An investigation in the Pullman Hotel outbreak is looking at whether airborne particles generated by bowel movements could have been a factor.
A Ministry of Health report into the Pullman Hotel outbreak last month, where guests from the hotel were found to have COVID-19 after they had left the managed isolation facility.
It recommended an investigation of bathroom exhaust fans because airborne virus particles can be generated by bowel movements of infected people.
Further understanding of whether that played a part was needed, it said.
That included checking fans to see if they complied with the Building Code's fresh air standard.
Ventilation has long been one of the suspected spreaders of the virus between hotel guests but the report said the cause of the Pullman outbreak may be because of multiple factors and may never be known.

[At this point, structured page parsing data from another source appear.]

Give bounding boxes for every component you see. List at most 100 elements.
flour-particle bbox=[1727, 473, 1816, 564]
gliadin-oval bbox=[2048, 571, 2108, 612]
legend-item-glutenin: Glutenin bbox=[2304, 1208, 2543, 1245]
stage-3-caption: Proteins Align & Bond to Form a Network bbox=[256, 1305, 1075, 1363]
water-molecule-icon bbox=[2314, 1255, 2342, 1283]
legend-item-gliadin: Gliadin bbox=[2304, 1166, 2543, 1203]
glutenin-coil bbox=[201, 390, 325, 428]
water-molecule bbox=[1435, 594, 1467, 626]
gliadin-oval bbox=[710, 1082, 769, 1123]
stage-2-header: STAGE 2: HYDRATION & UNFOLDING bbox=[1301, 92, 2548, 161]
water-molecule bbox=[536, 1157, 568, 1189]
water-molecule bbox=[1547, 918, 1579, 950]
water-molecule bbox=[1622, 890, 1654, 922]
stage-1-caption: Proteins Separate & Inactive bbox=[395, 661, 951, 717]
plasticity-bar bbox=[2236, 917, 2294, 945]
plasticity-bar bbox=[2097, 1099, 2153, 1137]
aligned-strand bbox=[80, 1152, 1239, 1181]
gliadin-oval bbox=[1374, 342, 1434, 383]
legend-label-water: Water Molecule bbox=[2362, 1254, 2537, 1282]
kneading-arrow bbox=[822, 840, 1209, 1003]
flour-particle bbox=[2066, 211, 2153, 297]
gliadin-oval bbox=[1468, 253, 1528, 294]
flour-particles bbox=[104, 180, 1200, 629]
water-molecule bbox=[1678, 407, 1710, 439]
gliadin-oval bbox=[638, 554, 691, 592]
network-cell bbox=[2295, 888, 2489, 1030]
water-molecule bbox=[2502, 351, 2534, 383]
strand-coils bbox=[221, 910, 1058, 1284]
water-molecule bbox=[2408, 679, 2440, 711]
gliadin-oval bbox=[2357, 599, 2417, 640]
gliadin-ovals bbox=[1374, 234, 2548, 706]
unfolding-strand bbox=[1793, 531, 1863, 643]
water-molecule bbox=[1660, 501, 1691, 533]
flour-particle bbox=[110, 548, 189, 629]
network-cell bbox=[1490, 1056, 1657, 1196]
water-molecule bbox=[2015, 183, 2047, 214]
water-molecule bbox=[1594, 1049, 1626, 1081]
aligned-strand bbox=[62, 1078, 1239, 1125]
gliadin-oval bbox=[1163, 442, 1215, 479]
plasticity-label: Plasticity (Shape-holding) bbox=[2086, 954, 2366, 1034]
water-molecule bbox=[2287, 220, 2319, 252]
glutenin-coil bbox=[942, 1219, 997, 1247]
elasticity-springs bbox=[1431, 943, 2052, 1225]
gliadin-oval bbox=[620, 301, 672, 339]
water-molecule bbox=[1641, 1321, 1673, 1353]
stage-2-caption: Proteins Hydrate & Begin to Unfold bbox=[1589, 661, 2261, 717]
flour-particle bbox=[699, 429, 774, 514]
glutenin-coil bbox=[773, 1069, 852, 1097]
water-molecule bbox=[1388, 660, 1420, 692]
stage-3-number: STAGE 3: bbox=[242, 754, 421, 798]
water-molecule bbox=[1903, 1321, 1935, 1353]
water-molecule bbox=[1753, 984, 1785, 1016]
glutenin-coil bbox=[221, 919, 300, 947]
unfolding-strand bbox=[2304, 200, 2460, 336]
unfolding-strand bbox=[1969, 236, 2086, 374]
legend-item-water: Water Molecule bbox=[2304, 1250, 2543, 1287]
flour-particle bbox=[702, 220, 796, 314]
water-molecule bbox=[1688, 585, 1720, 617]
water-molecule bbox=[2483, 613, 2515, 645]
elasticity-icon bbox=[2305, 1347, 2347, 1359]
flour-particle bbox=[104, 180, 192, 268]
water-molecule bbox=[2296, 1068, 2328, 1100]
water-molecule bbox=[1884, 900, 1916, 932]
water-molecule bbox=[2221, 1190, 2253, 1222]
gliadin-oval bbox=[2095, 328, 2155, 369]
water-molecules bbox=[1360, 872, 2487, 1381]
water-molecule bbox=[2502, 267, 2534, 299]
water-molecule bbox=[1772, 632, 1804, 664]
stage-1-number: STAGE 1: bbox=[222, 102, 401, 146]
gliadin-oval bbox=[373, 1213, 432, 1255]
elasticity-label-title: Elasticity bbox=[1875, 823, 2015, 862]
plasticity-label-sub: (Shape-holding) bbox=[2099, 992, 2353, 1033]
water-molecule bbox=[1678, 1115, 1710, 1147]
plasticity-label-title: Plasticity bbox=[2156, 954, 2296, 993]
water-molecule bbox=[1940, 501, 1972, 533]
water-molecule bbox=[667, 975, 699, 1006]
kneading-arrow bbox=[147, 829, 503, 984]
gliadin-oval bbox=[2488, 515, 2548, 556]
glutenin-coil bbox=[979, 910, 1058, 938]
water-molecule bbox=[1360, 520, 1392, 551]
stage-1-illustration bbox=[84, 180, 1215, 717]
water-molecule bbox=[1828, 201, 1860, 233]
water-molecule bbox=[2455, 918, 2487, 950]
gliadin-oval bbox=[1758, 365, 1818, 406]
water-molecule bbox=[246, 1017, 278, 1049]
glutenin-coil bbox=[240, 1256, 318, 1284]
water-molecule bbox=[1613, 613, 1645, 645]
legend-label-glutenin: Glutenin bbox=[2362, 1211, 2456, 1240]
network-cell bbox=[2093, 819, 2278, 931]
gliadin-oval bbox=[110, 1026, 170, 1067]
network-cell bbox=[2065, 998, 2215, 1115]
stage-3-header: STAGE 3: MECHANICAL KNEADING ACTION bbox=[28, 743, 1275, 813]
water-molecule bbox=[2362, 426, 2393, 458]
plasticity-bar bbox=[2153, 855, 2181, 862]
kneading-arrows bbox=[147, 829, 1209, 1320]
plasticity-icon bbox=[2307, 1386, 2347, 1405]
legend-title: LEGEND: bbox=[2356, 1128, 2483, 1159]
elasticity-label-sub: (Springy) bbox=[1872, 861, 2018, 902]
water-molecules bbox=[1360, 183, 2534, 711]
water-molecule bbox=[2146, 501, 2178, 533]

Evidence was mounting that small particles of the virus could stay airborne for a long time and travel relatively long distances, the report said.
A number of changes had already been made to the hotel, such as ventilating corridors and requiring guests to open windows in certain circumstances.
But lift ventilation remained a concern and upgrades that were needed were yet to be done, the report said.
Human behaviour remained a key risk, including unnecessary and unsupervised movement around the hotel.
"The more time an [unknown] infected returnee spends in shared spaces outside their room (eg in the lift), the greater the risk that aerosolised viral particles may remain suspended in the air of that indoor space," it said.
The report revealed the Ministry of Business Innovation and Employment said the hotel, which was closed for investigation, had to be opened again by 15 February because it was needed for returnees with MIQ vouchers.
It did reopen but at half capacity to reduce risk and for investigations to continue.